Vestibular dysfunction can cause diminished balance, unsteady vision, and an increased risk of falls. As such, vestibular dysfunction report challenges with ADL and IADL performance, especially in areas of functional and household mobility (including ascending and descending stairs) and driving (Agrawal et al., 2017). To avoid provoking symptoms, people with vestibular dysfunction may avoid leaving the house and restrict their activities, such as shopping, working, socializing, and attending worship (AOTA, 2017).

In addition to providing vestibular rehab services to remediate the effects of vestibular dysfunction, occupational therapists may modify or adapt the environment in which an activity is performed or adapting how the occupation is performed (AOTA, 2017).
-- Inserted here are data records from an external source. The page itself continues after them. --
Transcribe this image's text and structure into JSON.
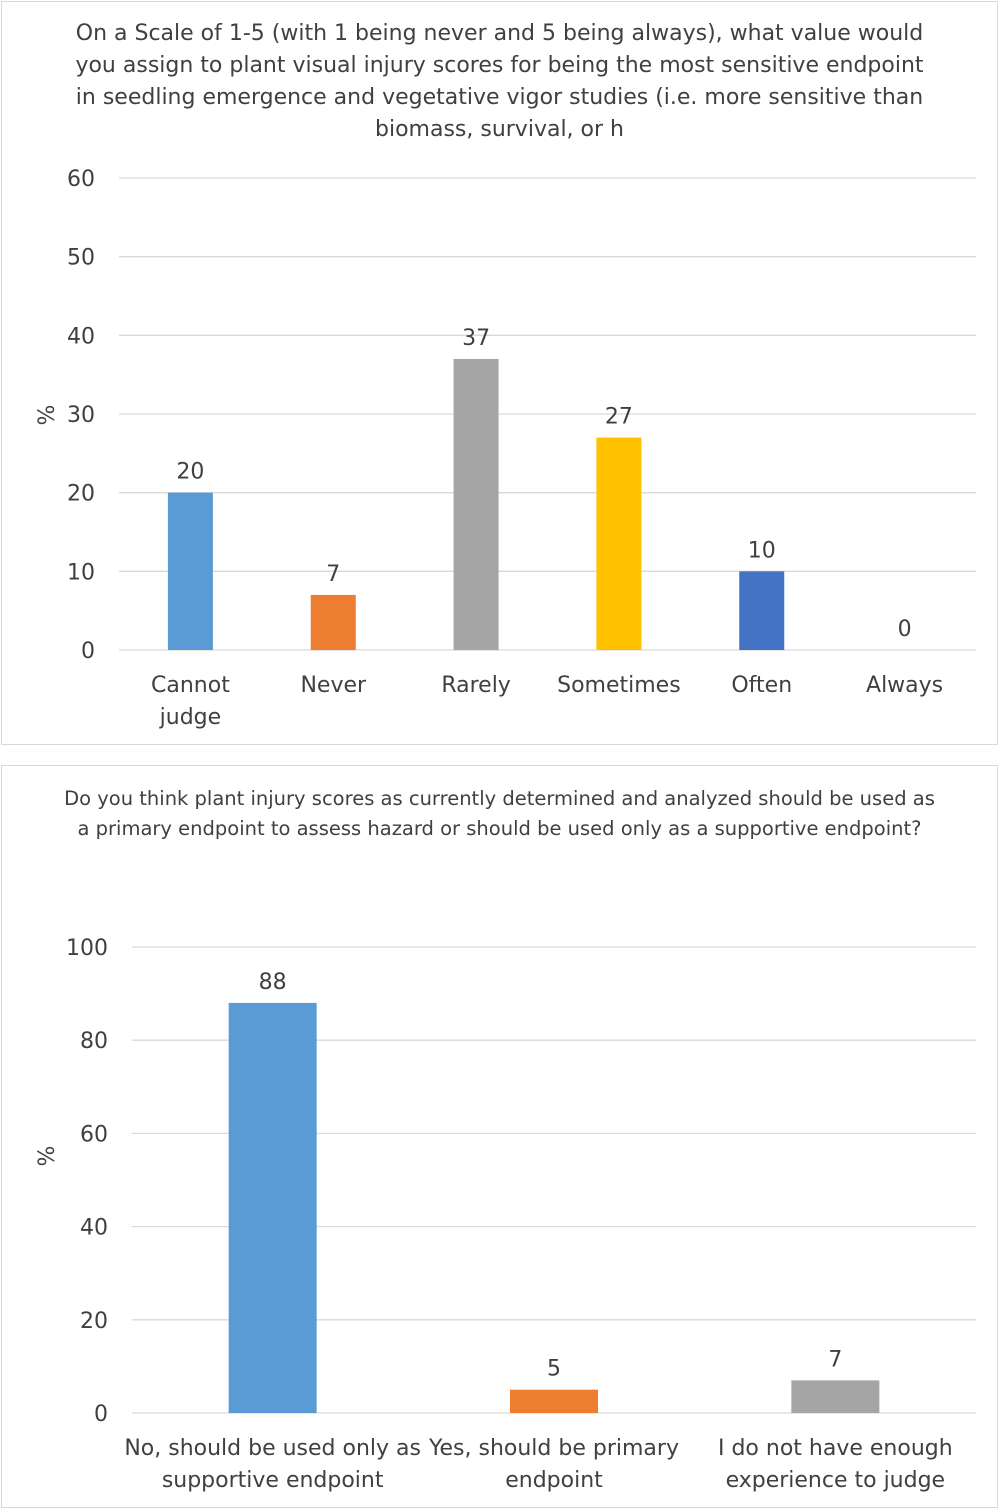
{
  "chart_data": [
    {
      "type": "bar",
      "title": "On a Scale of 1-5 (with 1 being never and 5 being always), what value would you assign to plant visual injury scores for being the most sensitive endpoint in seedling emergence and vegetative vigor studies (i.e. more sensitive than biomass, survival, or h",
      "categories": [
        "Cannot judge",
        "Never",
        "Rarely",
        "Sometimes",
        "Often",
        "Always"
      ],
      "values": [
        20,
        7,
        37,
        27,
        10,
        0
      ],
      "colors": [
        "#5b9bd5",
        "#ed7d31",
        "#a5a5a5",
        "#ffc000",
        "#4472c4",
        "#70ad47"
      ],
      "xlabel": "",
      "ylabel": "%",
      "ylim": [
        0,
        60
      ],
      "yticks": [
        0,
        10,
        20,
        30,
        40,
        50,
        60
      ],
      "grid": true,
      "legend": "none"
    },
    {
      "type": "bar",
      "title": "Do you think plant injury scores as currently determined and analyzed should be used as a primary endpoint to assess hazard or should be used only as a supportive endpoint?",
      "categories": [
        "No, should be used only as supportive endpoint",
        "Yes, should be primary endpoint",
        "I do not have enough experience to judge"
      ],
      "values": [
        88,
        5,
        7
      ],
      "colors": [
        "#5b9bd5",
        "#ed7d31",
        "#a5a5a5"
      ],
      "xlabel": "",
      "ylabel": "%",
      "ylim": [
        0,
        100
      ],
      "yticks": [
        0,
        20,
        40,
        60,
        80,
        100
      ],
      "grid": true,
      "legend": "none"
    }
  ]
}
Entry-level practitioners have the qualifications and skills to evaluate and analyze vestibular functioning and how it impacts occupational performance (AOTA, 2017).




Summary

The auditory and vestibular systems play an integral part of everyday activities. It allows us to engage in all kinds of movement patterns, interact with the environment around us, and participate in favored occupations. When parts of the auditory or vestibular systems are damaged, occupational performance may be significantly impaired. To limited extent, occupational therapists may remediate the performance skills of people with auditory or vestibular system deficits. By far, however, occupational therapists are well-equipped to provide clients with education and training in modifying the environment or the method in which an occupation is performed, or in the selection and use of adaptive equipment.